Provincial Outreach Program for Students with Deafblindness

Frequently Asked Questions (FAQ)

1. There is so much to do, I don't have time for the calendar system. Does my student really need it?

The calendar system is an essential part of the learner's day because it drives language and concept development as well as indicating the sequence of activiites. The calendar system is the primary tool for learning for the student with deafblindness. It is not a modification or adaptation of an existing classroom schedule. It takes commitment and consistency to make the most effective use of the calendar system. In order to make the calendar system meaningful to the learner, time needs to be built in for active participation (in both setting up and daily use) and processing. The calendar session may be shorter or longer, depending on the student's interest and ability. It is key to include the student as an active participant in the session. For example:

  • Have the student help place the cues in the boxes
  • Model the language that goes with the cues with sign and voice ("It's time for music. You like music.")
  • Show the student the concept sign or gesture 

Making time for the calendar is time well spent for the learner with deafblindness.

2. We are traveling so much throughout the school. We don't have time to come back to the calendar at the end of every activity. What can I do?

It may be time to think about developping a more portable system. By reducing the size of the cues and calendar system, it makes it easier to take them with you. Here are some examples of portable systems.
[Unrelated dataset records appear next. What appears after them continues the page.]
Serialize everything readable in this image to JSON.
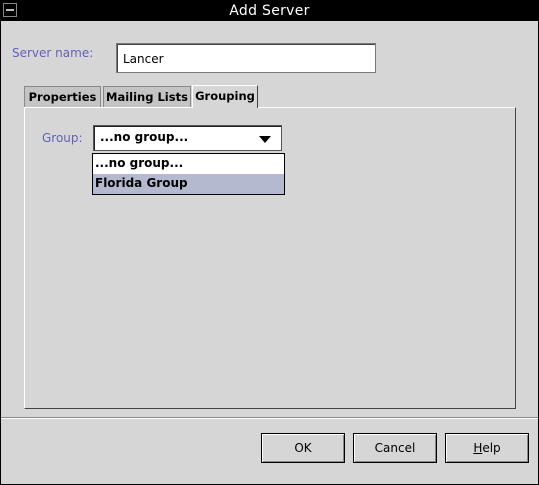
{
  "window": {
    "title": "Add Server"
  },
  "server": {
    "label": "Server name:",
    "value": "Lancer"
  },
  "tabs": [
    {
      "label": "Properties"
    },
    {
      "label": "Mailing Lists"
    },
    {
      "label": "Grouping",
      "active": true
    }
  ],
  "group": {
    "label": "Group:",
    "selected": "...no group...",
    "options": [
      "...no group...",
      "Florida Group"
    ],
    "highlighted_option": "Florida Group"
  },
  "buttons": {
    "ok": "OK",
    "cancel": "Cancel",
    "help_mnemonic": "H",
    "help_rest": "elp"
  },
  "colors": {
    "label_blue": "#6262b8",
    "highlight": "#b5b9cf",
    "titlebar": "#000000",
    "background": "#d6d6d6"
  },
  "icons": {
    "window_menu": "window-menu-icon",
    "combo_arrow": "triangle-down-icon"
  }
}
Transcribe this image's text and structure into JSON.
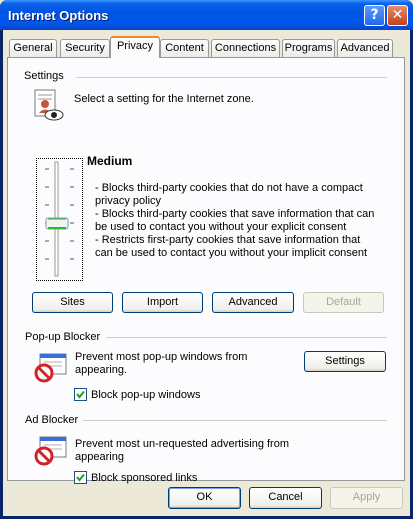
{
  "window": {
    "title": "Internet Options"
  },
  "tabs": [
    {
      "label": "General"
    },
    {
      "label": "Security"
    },
    {
      "label": "Privacy",
      "active": true
    },
    {
      "label": "Content"
    },
    {
      "label": "Connections"
    },
    {
      "label": "Programs"
    },
    {
      "label": "Advanced"
    }
  ],
  "settings": {
    "group_label": "Settings",
    "intro": "Select a setting for the Internet zone.",
    "level": "Medium",
    "description_lines": [
      "- Blocks third-party cookies that do not have a compact",
      "privacy policy",
      "- Blocks third-party cookies that save information that can",
      "be used to contact you without your explicit consent",
      "- Restricts first-party cookies that save information that",
      "can be used to contact you without your implicit consent"
    ],
    "buttons": {
      "sites": "Sites",
      "import": "Import",
      "advanced": "Advanced",
      "default": "Default"
    }
  },
  "popup_blocker": {
    "group_label": "Pop-up Blocker",
    "text_lines": [
      "Prevent most pop-up windows from",
      "appearing."
    ],
    "settings_button": "Settings",
    "checkbox_label": "Block pop-up windows",
    "checked": true
  },
  "ad_blocker": {
    "group_label": "Ad Blocker",
    "text_lines": [
      "Prevent most un-requested advertising from",
      "appearing"
    ],
    "checkbox_label": "Block sponsored links",
    "checked": true
  },
  "footer": {
    "ok": "OK",
    "cancel": "Cancel",
    "apply": "Apply"
  },
  "colors": {
    "title_bar": "#0054e3",
    "active_tab_accent": "#e68b2c",
    "dialog_bg": "#ece9d8"
  }
}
In the above example, the calendar system is made from fabric.
The object cues are affixed with velcro and attach to the
colourful spots,
in sequence of how the day will go. The finished container is the

plaid, drawstring bag. The calendar system folds up and can tuck
into a pack on the back of a wheelchair
and the finished
bag can hang from the handle or back of the wheelchair as best
suits the situation.

In the above example, this picture calendar system folds up and is stored in a
binder. Picture cues are used to indicate the student's schedule. The
finished pouch (not pictured) is an envelope
at the back of the binder.

In this calendar system, the Intervenor wears the apron. The
cues (line drawings) are stored in the pouch on the left
and then put into the two pockets on the right, in sequence

3. My student knows his/her routine. Do we need to continue to use a calendar system?

People use calendar systems of some kind to keep track of appointments, routines, meetings, and special events. The learner with deafblindness also needs a way to keep track of these events in his/her life. There is security and comfort in having a schedule available especially, when you are not able to see or hear what is happening around you.

In addition to being able to anticipate the routine, it is important for the learner to learnt to cope with, and adapt to, changes. How do you explain special events, assemblies, or field trips? The calendar system can provide an opportunity to discuss changes and provide the possibility of an alternate activity. The learner can then anticipate the change and even exert some control over what s/he chooses to do. For example:

  • Gym class is cancelled. With the student, take the gym cue out of the calendar and put it in the finished box. Show the student the two choices. Use body language, gestures, signs and voice to communicate, "Sorry, no gym today, but we could listen to music or play a game. You pick." Put the choice in the empty calendar slot.

The power of the calendar system is that is used for language/concept development, not just scheduling.  The calendar system is a time when the learner and the intervenor discuss what happened yesterday, what they are going to do today, what is going to happen later in the week. This can be done with a learner who is nonverbal by using the language/signs/gestures/cues that are appropriate to the student.

4. We've been using a calendar system for over a month. My student isn't responding to the cues. Should we try something else?

When a learner has deafblindness, it takes time to build language and develop concepts. For some individuals with deafblindness, it might take months or even years to develop receptive and expressive language. The learner is more likely to understand the symbols and use them when you are persistent and consistent with use of the calendar system.

5. The calendar was set up by someone else and I don't like the cues. Can I change them?

The calendar system and the cues are the learner's way of communicating and can only be changed through careful planning. How can we expect the person to become expressive when we keep changing his words? It would be like having someone decide that this month, we are all going to speak French and next month it will be Russian. A student with deafblindness needs to have consistency with his/her communication system.

That doesn't mean we can never make changes. However, the changes need to be made with the student over time, so s/he is an integral part in creating new cues/signs/gestures.